Hiccups may be the result of a hidden medical condition or problem. Chronic, persistent hiccups can be a warning of the following:
- Bladder irritation
- Bowel disease
- Esophagus disorder
- Liver cancer
- Neurological damage
- Pleurisy of your diaphragm
- Stomach disorder
- Uremia (kidney damage)
Persistent hiccups could also be a side effect of a medication. Medicines that can cause hiccups include acid reflux drugs, chemotherapy, barbiturates and opioid pain relievers. You may also get hiccups if you’re coming out of anesthesia after a surgery.
Ways to stop the hiccups
Hiccups aren’t considered a medical emergency. If you’ve had the hiccups for a few minutes, there are a few tips you can use to stop them.

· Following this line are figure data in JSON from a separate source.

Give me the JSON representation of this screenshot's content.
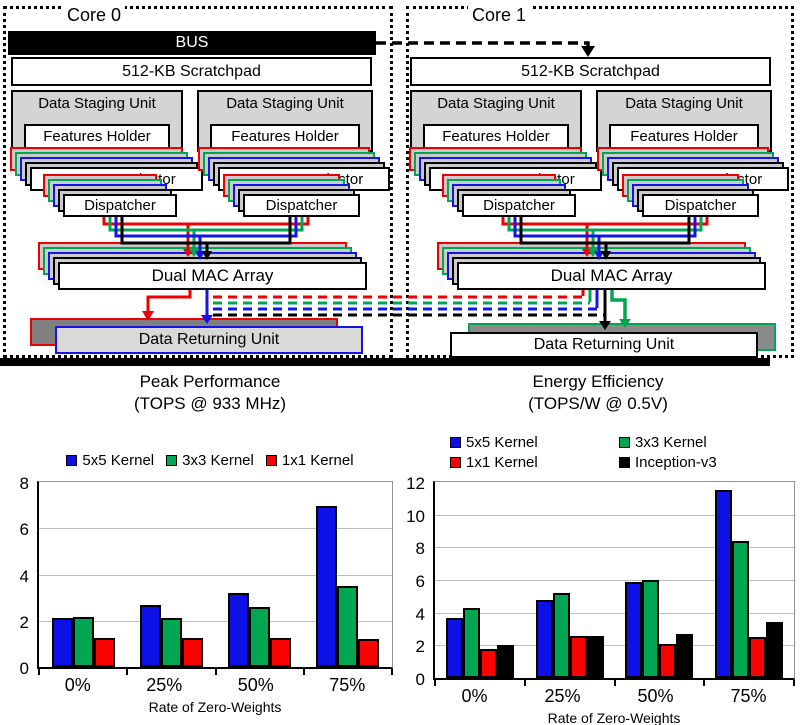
{
  "diagram": {
    "cores": [
      {
        "label": "Core 0"
      },
      {
        "label": "Core 1"
      }
    ],
    "labels": {
      "bus": "BUS",
      "scratchpad": "512-KB Scratchpad",
      "staging_unit": "Data Staging Unit",
      "features_holder": "Features Holder",
      "features_selector": "Features Selector",
      "dispatcher": "Dispatcher",
      "mac_array": "Dual MAC Array",
      "data_returning": "Data Returning Unit"
    },
    "stream_colors": {
      "red": "#ee0000",
      "green": "#00a651",
      "blue": "#1414e8",
      "black": "#000000"
    }
  },
  "charts": [
    {
      "chart_data": {
        "type": "bar",
        "title": "Peak Performance (TOPS @ 933 MHz)",
        "title_lines": [
          "Peak Performance",
          "(TOPS @ 933 MHz)"
        ],
        "xlabel": "Rate of Zero-Weights",
        "ylabel": "",
        "categories": [
          "0%",
          "25%",
          "50%",
          "75%"
        ],
        "series": [
          {
            "name": "5x5 Kernel",
            "color": "#0d11e6",
            "values": [
              2.1,
              2.7,
              3.2,
              6.95
            ]
          },
          {
            "name": "3x3 Kernel",
            "color": "#00a651",
            "values": [
              2.15,
              2.1,
              2.6,
              3.5
            ]
          },
          {
            "name": "1x1 Kernel",
            "color": "#fe0000",
            "values": [
              1.25,
              1.25,
              1.25,
              1.2
            ]
          }
        ],
        "ylim": [
          0,
          8
        ],
        "yticks": [
          0,
          2,
          4,
          6,
          8
        ],
        "grid": true,
        "legend_position": "top"
      }
    },
    {
      "chart_data": {
        "type": "bar",
        "title": "Energy Efficiency (TOPS/W @ 0.5V)",
        "title_lines": [
          "Energy Efficiency",
          "(TOPS/W @ 0.5V)"
        ],
        "xlabel": "Rate of Zero-Weights",
        "ylabel": "",
        "categories": [
          "0%",
          "25%",
          "50%",
          "75%"
        ],
        "series": [
          {
            "name": "5x5 Kernel",
            "color": "#0d11e6",
            "values": [
              3.7,
              4.8,
              5.9,
              11.5
            ]
          },
          {
            "name": "3x3 Kernel",
            "color": "#00a651",
            "values": [
              4.3,
              5.2,
              6.0,
              8.4
            ]
          },
          {
            "name": "1x1 Kernel",
            "color": "#fe0000",
            "values": [
              1.8,
              2.6,
              2.1,
              2.5
            ]
          },
          {
            "name": "Inception-v3",
            "color": "#000000",
            "values": [
              2.0,
              2.55,
              2.7,
              3.4
            ]
          }
        ],
        "ylim": [
          0,
          12
        ],
        "yticks": [
          0,
          2,
          4,
          6,
          8,
          10,
          12
        ],
        "grid": true,
        "legend_position": "top"
      }
    }
  ]
}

Be sure to avoid the myths though. You’ll rarely cure the problem by having someone come up behind you to scare your hiccups away. Instead, you can stimulate the nerves near your diaphragm to end hiccups.
Try the following:
- Breathe in slow, measured breaths — in for a count of five and out for a count of five
- Compress your chest by leaning forward to put pressure on your diaphragm
- Dissolve a spoonful of sugar, peanut butter or honey in your mouth and swallow it
- Drink a glass of water fast
- Gargle with vinegar (or put a drop on your tongue)
- Hold your breath
- Hug your knees to your chest for a couple of minutes
- Massage your carotid artery (the side of your neck) in a circular motion for a few seconds
- Pull hard on your tongue
- Squeeze the middle of your palm with the thumb of your opposite hand
- Suck on a lemon
- Suck on an ice cube or gargle with ice water
If these home remedies haven’t stopped your hiccups and they’ve lasted more than 48 hours, it’s time to contact your primary care provider. They should be able to prescribe a medication to stop your hiccups or refer you to a specialist.